Comment faire face à ce vortex, qui finit par démagnétiser l’idée même de vérité ? D’abord en identifiant « le besoin que nous avons tous de comprendre le monde à travers des histoires », souligne Giovanni Cattabriga. Ensuite, selon Roberto Bui, en acceptant que « toute fantasmagorie part d’un noyau de vérité avant de le pervertir. Dans ce cas, il s’agit de la lutte des classes, des inégalités grandissantes, et de la distance entre le peuple et les gouvernements ». Selon lui, le conspirationnisme serait donc une forme d’anticapitalisme dévoyé, contre lequel il faudrait raconter une autre histoire. Mais vraie, celle-là.
Donc, QAnon ne serait que l’ultime avatar du « socialisme des imbéciles » de Bebel ? Et la vérité « vraie » serait là, derrière le voile des apparences que les plus lucides seraient en mesure de déchirer pour le plus grand bonheur des masses ? (merci l’avant-garde de ramener le troupeau égaré dans le « bon » pâturage !)
Pourtant, le populisme transversal et les idéologies de crise sont bien les produits du sujet « productif » que l’on cherche toujours et encore à magnifier (identité populaire/nationale à droire, classe en lutte à gauche...).

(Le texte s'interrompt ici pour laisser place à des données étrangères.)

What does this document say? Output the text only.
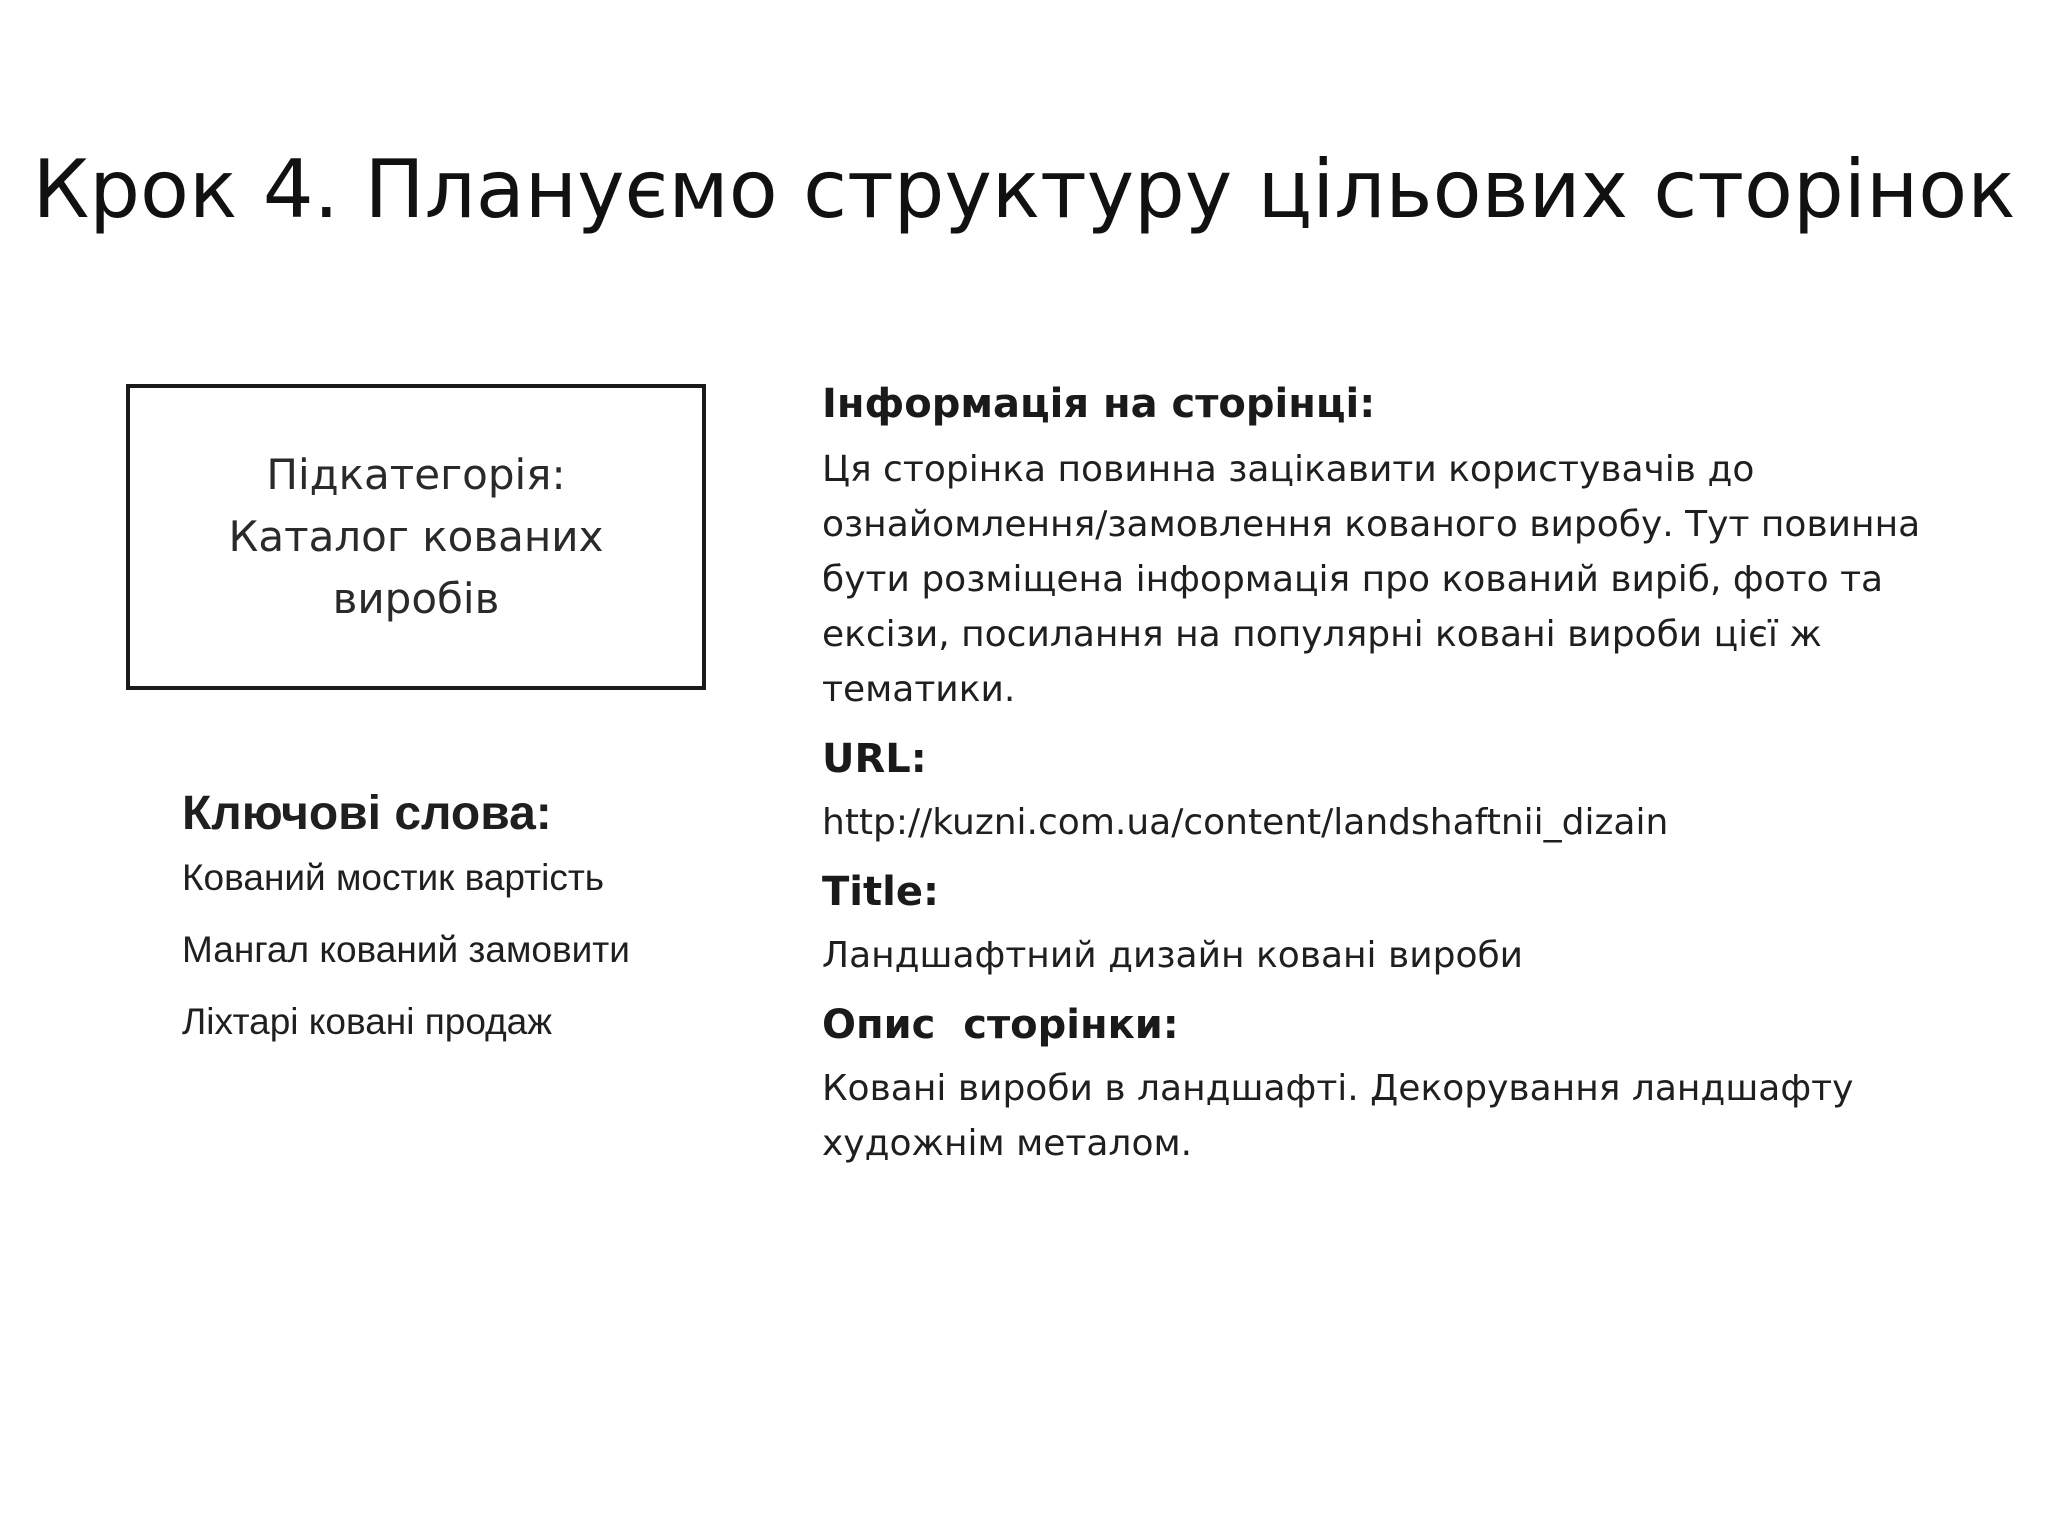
Крок 4. Плануємо структуру цільових сторінок
Підкатегорія:
Каталог кованих
виробів
Ключові слова:
Кований мостик вартість
Мангал кований замовити
Ліхтарі ковані продаж
Інформація на сторінці:
Ця сторінка повинна зацікавити користувачів до ознайомлення/замовлення кованого виробу. Тут повинна бути розміщена інформація про кований виріб, фото та ексізи, посилання на популярні ковані вироби цієї ж тематики.
URL:
http://kuzni.com.ua/content/landshaftnii_dizain
Title:
Ландшафтний дизайн ковані вироби
Опис  сторінки:
Ковані вироби в ландшафті. Декорування ландшафту художнім металом.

La décomposition de ce sujet accompagne celle de ses conditions de possibilité : l’auto-mouvement de la forme de synthèse sociale appuyée sur la forme-marchandise est en panne depuis cinq décennies. QAnon n’est pas le socialisme des imbéciles, c’est la barbarisation du patriarcat producteur de marchandises en cours de décomposition (et malheureusement, pas d’abolition). Ce n’est vraiment pas le moment d’essayer de lui redonner des lettres de noblesse.